On top of that, Cortex Code scaffolded a seven-page Streamlit application wired to all layers: customer overview, churn and CLV model results with feature importance, a full Customer 360 profile, a retention action board with outreach messages ready to copy, a renewal pipeline view, and a pipeline health page. The account manager sees who to call, why, and what to say. That's the whole interaction.

 The retention action board is the end point of a pipeline that starts with five dirty CSV files. Cortex Code connected every step - cleaning, joining, feature engineering, model training, scoring, LLM inference, and visualization - inside a single Snowflake environment, without switching tools. 

What This Changes

Cortex Code doesn't replace data engineers or data scientists. The architecture decisions, the feature engineering rationale, the model selection, the business logic behind the activation layer - all of that needed real expertise. What it replaced was the mechanical translation between a decision and the running code. The hours writing SQL by hand. The back-and-forth debugging a cleaning expression.
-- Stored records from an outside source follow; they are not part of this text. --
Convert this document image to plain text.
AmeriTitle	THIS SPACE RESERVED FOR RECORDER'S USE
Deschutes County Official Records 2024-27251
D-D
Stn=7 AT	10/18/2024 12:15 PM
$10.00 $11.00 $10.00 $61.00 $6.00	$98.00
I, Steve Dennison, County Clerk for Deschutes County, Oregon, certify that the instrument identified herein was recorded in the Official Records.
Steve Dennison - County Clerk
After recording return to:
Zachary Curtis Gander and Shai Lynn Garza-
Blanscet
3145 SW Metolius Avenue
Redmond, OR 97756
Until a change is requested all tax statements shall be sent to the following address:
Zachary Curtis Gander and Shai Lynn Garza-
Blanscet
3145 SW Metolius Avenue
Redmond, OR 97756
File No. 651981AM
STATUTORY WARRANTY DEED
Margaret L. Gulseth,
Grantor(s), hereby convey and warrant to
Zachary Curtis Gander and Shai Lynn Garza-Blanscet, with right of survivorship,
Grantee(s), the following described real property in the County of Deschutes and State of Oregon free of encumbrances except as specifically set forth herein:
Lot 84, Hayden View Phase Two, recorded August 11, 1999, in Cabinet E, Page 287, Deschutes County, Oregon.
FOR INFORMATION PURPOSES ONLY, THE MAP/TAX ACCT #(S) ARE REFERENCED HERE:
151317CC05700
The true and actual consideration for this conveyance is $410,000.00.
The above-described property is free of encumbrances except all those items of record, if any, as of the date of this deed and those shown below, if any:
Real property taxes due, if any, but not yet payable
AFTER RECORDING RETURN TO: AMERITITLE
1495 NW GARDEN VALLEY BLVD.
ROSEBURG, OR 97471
The boilerplate of model deployment. The context-switching between tools. In practice:

 

  • Faster to value - From problem definition to something stakeholders can interact with, in days rather than months. 
  • Lower risk - Everything stays inside Snowflake, governed and auditable, with no stitched-together toolchain to maintain or secure. 
  • Wider access - The skill that matters shifts from writing the cleaning expression to knowing why the cleaning rule matters in the first place. That is a more useful place for senior expertise to live. 
  • Credibility from day one - A working prototype in the first week is not just efficient. It is a different kind of conversation with the business. 

What This Means for Our Clients

Cortex Code is only as good as the expertise behind it. It accelerates delivery, but it doesn't replace knowing what to build, why it matters, and how to tell the difference between a model that performs and one that just looks like it does.

At SBI, we've done this. We designed the transformation architecture, wrote the feature engineering logic, selected and validated the models, built the activation layer, and used Cortex Code to execute it at a pace that would have been impossible otherwise. That combination is what we bring to Snowflake engagements: the depth to make the right decisions, the tools to execute them without the usual wait.